Exhibition texts explain that almost immediately after being posted, most Medu posters were torn down. Raised hands and fists and clutched weapons or tools recur in these posters alongside faces expressing frustration and celebration, echoing design work for the Black Panther Party Minister of Culture Emory Douglas. As routine as the checkpoints and pass system became, so did the visual signaling that these hardships could end, expressed in sentiments like, “White Republics: NO!”; “People’s Republic: YES!”; “The People Shall Share in the Country’s Wealth!”; “The People Shall Defeat Aggression and Destablisation!”; “The Worker’s Footsteps Will Crush Exploitation.” As the Art Institute’s Amarie Gibson reflects, one walks away wondering how much greater an impact Medu may have had if the group had been allowed to operate openly in South Africa — like South African anti-apartheid Black literary and cultural magazine Staffrider — and not in exile in Gaborone, Botswana.
About halfway through the exhibition, the viewer is made aware of the untimely raid on the Medu headquarters in Gaborone conducted by the South African Defense Force, killing 12 and ending Medu operations. It’s easy to overlook the narrative developments of Medu’s history, with gallery labels listing dates and developments tucked away in the outskirts of the space. The curators further develop the narrative with a film featuring formal and informal sessions and interviews from the Medu-organized “Culture and Resistance Festival,” along with art objects from the late years of the Medu. The group’s internationalism shines through in posters with news from Mozambique’s civil wars and well-worn copies of Franz Fanon’s Wretched of the Earth, as well as Ensemble newsletters and copies of Staffrider. Mings and Byrd tell a story of how the members of Medu connected as cultural laborers by depicting what liberation might look and feel like throughout Southern Africa.

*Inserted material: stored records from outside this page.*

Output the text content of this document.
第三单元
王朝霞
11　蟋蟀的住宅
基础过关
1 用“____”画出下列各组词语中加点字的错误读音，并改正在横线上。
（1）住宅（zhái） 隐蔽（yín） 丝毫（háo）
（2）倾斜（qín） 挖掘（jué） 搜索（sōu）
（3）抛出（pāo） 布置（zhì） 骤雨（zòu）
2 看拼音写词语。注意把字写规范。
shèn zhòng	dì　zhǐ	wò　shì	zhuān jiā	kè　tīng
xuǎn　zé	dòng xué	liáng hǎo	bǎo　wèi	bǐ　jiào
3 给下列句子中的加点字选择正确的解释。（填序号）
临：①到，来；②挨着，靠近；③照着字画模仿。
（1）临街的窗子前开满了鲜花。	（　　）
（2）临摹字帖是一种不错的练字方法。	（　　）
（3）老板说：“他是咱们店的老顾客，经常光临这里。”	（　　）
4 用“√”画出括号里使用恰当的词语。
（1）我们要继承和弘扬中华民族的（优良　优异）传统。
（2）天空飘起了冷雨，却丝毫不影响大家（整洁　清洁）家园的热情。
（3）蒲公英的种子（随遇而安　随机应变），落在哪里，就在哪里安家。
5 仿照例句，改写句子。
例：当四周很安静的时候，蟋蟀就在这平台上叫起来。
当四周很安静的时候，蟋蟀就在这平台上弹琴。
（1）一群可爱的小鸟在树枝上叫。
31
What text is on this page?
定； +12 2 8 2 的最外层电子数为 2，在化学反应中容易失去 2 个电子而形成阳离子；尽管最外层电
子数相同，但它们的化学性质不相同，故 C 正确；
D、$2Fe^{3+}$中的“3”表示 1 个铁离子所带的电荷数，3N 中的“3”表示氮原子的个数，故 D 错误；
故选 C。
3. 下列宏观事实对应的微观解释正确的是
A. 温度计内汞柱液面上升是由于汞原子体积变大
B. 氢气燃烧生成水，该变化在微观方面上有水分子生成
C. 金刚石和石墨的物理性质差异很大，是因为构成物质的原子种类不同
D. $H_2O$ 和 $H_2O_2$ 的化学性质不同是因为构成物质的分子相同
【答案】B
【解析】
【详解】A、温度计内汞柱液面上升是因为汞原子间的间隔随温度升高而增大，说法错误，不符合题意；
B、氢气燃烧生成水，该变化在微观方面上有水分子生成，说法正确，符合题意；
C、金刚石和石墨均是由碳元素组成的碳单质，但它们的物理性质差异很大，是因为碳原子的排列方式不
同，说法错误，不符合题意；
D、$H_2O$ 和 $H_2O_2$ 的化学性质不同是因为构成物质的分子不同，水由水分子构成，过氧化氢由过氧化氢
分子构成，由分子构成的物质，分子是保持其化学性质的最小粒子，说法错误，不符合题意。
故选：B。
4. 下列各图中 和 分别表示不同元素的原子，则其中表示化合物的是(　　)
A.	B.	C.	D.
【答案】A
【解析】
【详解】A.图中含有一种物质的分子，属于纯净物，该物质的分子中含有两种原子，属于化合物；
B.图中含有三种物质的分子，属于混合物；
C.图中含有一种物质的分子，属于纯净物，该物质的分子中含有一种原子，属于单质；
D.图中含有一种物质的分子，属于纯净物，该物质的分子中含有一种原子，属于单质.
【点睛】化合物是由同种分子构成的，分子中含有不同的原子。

One of the main tenets of the Medu Art Ensemble was that their output should be functional, but in a sense that cultivated a deep sense of community and direction. Thami Mnyele, killed during the SADF Medu raid in Gaborone, said this (in the aforementioned film) of his own practice: “The act of creating art should compliment the act of creating shelter for my family or liberating the country for my people. This is culture.” Medu took advantage of the ban that barred all Black and colored artists from exhibiting in public gallery spaces in South Africa by making use of other means of art production; the group members also felt posters and pamphlets, which could be widely distributed, were the most accessible and empowering art forms at their disposal.
Mnyele’s works, like that of Dareen Tatour, Thami Mnyele, Mongane Serote, Sergio Albio González, Judy Seidman, and José Freire, are objects of terror only to those who fear the end of a racist social order. Medu’s posters are objects that move us, as they enact movements themselves.